September 16: Controller’s “special investigation” of L+I | William Penn funding Indego expansion | Divine Lorraine groundbreaking

What began as a simple audit of L+I by the Controller’s office turned into a full-on “special investigation,” after the agency allegedly threw up roadblocks to information requests, reports Alfred Lubrano. The headline finding of the forthcoming report is that the agency is still allowing uncertified people to conduct building inspections, and “uses a computer system that allows data to be changed or overwritten without a trace.”

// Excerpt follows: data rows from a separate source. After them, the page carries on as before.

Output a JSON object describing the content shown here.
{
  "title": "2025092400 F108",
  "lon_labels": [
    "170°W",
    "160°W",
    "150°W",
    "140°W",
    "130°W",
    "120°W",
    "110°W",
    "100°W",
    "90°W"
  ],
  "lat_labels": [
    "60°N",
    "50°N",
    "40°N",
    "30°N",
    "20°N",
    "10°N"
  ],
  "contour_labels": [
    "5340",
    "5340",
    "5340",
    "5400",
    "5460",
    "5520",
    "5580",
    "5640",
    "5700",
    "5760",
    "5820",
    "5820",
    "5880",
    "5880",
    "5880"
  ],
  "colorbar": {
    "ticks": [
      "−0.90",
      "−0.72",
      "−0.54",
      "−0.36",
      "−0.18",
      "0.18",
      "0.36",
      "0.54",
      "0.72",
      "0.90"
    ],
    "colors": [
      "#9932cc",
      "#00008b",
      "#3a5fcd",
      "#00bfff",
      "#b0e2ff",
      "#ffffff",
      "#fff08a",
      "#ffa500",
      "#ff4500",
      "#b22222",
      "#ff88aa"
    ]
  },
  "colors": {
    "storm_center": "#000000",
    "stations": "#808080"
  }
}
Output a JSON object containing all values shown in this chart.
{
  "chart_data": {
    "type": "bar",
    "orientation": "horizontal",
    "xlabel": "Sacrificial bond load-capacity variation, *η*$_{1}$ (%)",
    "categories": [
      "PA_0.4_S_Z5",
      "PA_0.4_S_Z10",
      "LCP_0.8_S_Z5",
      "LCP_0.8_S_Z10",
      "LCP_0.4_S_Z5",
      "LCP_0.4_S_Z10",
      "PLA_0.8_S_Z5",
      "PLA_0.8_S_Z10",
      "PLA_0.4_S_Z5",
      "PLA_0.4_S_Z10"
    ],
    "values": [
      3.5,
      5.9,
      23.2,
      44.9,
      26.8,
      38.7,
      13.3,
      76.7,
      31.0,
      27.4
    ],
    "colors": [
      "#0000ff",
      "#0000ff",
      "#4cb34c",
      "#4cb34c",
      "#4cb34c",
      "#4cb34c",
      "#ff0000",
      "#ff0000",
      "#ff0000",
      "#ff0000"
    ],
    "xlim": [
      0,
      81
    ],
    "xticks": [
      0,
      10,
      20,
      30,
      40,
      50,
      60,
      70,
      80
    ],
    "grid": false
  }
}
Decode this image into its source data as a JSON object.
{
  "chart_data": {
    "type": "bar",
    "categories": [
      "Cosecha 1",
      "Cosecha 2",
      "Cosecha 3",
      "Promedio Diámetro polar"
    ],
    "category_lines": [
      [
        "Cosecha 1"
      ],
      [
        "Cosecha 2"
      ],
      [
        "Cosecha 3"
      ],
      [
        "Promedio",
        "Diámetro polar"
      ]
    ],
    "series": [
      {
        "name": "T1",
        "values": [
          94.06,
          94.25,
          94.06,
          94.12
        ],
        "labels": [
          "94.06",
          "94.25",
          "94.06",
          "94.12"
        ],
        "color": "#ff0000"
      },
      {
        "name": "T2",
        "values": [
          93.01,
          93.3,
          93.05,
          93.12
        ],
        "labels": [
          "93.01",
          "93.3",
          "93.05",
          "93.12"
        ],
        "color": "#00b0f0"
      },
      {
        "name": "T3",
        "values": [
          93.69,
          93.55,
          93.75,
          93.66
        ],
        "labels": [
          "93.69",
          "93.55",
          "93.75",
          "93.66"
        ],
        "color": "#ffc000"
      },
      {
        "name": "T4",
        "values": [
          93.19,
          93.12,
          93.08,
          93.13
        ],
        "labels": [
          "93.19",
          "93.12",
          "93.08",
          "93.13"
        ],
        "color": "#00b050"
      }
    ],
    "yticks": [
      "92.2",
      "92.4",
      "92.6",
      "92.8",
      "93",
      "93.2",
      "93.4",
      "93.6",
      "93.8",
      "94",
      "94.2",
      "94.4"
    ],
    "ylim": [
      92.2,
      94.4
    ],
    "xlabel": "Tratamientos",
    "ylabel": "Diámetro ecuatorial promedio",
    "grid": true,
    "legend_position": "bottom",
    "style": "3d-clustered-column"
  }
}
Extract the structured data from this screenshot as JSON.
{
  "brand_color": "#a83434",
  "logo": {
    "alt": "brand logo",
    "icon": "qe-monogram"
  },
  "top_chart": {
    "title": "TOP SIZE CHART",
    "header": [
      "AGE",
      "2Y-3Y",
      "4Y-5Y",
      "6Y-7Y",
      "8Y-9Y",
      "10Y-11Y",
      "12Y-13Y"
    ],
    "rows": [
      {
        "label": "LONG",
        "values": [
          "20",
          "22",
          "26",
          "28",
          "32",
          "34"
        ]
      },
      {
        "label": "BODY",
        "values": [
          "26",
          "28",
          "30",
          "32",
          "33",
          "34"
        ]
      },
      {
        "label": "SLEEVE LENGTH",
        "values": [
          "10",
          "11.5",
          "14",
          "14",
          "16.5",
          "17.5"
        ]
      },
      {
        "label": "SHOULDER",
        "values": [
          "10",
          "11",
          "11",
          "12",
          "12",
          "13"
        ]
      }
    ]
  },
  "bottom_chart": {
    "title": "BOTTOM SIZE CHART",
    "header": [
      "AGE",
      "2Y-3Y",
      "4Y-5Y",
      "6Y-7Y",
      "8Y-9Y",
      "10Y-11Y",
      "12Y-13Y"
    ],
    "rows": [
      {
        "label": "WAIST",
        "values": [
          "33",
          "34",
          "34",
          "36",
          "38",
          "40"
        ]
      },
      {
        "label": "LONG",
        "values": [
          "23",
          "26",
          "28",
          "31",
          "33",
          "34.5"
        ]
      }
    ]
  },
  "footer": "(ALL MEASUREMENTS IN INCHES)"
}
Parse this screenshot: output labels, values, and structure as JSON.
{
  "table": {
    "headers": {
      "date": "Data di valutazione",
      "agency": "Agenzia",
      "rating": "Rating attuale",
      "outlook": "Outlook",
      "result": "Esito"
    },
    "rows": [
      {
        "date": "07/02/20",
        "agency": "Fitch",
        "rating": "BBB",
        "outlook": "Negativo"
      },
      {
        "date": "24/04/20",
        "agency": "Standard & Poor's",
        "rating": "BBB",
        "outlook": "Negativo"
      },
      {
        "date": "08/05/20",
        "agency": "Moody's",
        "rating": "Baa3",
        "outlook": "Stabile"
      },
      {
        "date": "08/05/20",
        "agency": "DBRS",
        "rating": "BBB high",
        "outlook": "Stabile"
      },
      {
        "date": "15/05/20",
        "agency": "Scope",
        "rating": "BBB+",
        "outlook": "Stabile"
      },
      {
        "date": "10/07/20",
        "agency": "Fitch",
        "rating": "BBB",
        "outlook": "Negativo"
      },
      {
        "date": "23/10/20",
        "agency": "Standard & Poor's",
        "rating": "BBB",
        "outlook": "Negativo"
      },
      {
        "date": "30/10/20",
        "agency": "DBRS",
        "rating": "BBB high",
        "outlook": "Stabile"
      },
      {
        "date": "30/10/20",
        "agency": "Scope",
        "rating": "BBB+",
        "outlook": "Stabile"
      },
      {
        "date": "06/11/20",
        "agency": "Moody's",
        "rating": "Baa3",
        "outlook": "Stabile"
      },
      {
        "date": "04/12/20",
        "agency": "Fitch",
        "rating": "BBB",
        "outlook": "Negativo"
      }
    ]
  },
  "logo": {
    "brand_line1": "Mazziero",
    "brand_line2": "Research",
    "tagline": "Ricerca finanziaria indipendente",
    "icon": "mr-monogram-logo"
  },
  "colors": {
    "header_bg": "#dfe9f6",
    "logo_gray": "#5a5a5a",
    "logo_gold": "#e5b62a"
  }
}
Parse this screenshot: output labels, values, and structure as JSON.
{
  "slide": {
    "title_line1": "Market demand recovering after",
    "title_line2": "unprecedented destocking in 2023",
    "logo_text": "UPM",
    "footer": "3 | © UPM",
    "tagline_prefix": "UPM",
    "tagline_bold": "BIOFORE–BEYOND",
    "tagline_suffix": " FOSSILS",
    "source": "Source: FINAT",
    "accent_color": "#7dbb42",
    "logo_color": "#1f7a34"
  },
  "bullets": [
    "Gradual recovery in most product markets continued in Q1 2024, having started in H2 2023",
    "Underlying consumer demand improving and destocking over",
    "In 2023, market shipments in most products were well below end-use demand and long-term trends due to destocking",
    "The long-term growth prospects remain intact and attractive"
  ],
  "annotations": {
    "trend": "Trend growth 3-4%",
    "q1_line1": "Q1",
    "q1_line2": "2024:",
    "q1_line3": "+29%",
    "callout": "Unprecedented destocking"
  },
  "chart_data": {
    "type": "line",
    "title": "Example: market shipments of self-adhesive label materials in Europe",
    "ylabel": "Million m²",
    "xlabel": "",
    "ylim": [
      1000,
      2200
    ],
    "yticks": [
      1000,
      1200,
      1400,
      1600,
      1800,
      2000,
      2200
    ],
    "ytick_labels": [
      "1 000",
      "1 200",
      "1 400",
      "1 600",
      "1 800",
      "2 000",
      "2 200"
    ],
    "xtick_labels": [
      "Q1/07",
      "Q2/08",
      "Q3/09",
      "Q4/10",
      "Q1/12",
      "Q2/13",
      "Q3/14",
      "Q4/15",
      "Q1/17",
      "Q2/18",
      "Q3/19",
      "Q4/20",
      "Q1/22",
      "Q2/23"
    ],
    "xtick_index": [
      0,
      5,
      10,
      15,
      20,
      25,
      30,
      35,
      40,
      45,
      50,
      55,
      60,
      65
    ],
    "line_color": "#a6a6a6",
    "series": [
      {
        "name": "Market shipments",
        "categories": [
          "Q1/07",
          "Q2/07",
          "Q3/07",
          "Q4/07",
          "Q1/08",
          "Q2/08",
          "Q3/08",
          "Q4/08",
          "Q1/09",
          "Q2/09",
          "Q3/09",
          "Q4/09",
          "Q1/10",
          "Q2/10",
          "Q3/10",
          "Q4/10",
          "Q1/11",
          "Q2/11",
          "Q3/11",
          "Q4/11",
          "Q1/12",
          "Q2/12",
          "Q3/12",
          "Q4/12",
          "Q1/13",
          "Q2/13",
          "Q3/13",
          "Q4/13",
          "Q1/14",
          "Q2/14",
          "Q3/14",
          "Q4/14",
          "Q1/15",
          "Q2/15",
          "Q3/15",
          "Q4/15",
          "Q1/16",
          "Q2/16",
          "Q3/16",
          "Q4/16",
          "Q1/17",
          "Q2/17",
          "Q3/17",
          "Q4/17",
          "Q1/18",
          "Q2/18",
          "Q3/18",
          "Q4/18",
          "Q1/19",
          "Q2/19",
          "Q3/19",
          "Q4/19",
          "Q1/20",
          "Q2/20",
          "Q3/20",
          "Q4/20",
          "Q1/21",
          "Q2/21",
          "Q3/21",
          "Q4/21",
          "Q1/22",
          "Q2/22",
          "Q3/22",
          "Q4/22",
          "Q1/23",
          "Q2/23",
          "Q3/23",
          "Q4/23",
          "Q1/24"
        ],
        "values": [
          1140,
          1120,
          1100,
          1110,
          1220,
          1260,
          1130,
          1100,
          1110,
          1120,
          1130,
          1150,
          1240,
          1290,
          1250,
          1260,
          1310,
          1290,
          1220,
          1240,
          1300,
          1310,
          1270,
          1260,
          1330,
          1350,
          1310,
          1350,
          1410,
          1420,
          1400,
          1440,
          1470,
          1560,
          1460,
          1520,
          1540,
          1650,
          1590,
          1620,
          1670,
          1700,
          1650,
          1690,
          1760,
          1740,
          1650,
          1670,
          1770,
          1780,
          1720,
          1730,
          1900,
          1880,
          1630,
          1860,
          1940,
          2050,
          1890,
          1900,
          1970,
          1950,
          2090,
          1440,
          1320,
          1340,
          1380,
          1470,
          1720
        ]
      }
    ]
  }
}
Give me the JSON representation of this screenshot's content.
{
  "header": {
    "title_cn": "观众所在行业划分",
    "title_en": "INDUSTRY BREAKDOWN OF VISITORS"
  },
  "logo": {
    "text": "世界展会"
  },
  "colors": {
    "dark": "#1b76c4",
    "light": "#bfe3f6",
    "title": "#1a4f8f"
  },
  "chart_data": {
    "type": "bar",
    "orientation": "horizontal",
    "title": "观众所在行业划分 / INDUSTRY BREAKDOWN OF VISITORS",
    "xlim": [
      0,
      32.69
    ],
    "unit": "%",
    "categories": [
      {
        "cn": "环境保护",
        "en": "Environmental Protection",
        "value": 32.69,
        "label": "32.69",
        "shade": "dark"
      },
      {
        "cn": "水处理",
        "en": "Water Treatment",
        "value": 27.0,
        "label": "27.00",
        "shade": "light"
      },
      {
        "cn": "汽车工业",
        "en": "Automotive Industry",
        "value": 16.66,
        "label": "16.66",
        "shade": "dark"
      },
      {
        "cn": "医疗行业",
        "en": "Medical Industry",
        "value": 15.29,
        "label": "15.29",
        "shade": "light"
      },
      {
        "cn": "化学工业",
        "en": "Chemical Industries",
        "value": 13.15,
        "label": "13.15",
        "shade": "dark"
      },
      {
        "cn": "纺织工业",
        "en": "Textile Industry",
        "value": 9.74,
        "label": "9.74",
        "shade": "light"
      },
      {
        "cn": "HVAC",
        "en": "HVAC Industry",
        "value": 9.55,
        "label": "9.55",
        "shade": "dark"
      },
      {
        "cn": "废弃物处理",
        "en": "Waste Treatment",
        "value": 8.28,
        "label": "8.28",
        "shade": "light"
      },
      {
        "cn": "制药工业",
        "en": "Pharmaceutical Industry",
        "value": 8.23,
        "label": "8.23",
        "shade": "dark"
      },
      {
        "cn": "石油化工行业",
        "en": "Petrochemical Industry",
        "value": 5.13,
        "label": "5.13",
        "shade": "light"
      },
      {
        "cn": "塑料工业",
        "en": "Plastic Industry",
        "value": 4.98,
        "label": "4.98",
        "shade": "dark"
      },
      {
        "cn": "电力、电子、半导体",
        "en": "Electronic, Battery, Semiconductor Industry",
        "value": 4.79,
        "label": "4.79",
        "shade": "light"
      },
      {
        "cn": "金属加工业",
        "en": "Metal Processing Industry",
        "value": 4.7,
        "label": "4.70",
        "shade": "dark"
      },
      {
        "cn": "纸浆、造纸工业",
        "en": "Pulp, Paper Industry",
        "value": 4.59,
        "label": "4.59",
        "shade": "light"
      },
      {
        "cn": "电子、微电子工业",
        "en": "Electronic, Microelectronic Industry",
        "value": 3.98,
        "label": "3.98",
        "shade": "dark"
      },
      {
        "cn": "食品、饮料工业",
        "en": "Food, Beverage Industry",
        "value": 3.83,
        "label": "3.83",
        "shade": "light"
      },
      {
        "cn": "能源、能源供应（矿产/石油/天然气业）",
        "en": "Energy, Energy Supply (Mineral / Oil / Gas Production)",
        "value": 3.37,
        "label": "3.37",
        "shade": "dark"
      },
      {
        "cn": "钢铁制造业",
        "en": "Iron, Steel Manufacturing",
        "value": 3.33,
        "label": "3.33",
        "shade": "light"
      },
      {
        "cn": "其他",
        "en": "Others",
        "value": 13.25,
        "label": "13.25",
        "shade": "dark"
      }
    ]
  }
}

The William Penn Foundation donated $1.5 million to expand Indego stations to more underserved areas, near parks and riverfronts. Patrick Kerkstra thinks the program’s success is good news for ex-MOTU chief of staff Andrew Stober’s At-Large Council bid.

Stober’s answers to the 5th Square candidate questionnaire. 

More suburban areas around the region are trying to incorporate more urban elements. James Jennings says a new King of Prussia lifestyle shopping center is hoping to mimic a “lively Philadelphia street experience.”

A new cheaper, more accurate way to measure pedestrian foot traffic. 

Cities, states, and provinces from the world’s largest developed countries signed onto some aggressive new greenhouse gas reduction targets in Los Angeles this week. Philly’s not on the list, but smaller cities than Philly are.

Daniel Hertz looks at how other countries’ zoning differs from American zoning. Namely, many fewer single-family residential zones.

There’s a Divine Lorraine pop-up shop you can visit after the groundbreaking today.

Additional sections of Camac Street’s wooden blocks need to be repaired, beyond the current replacement project.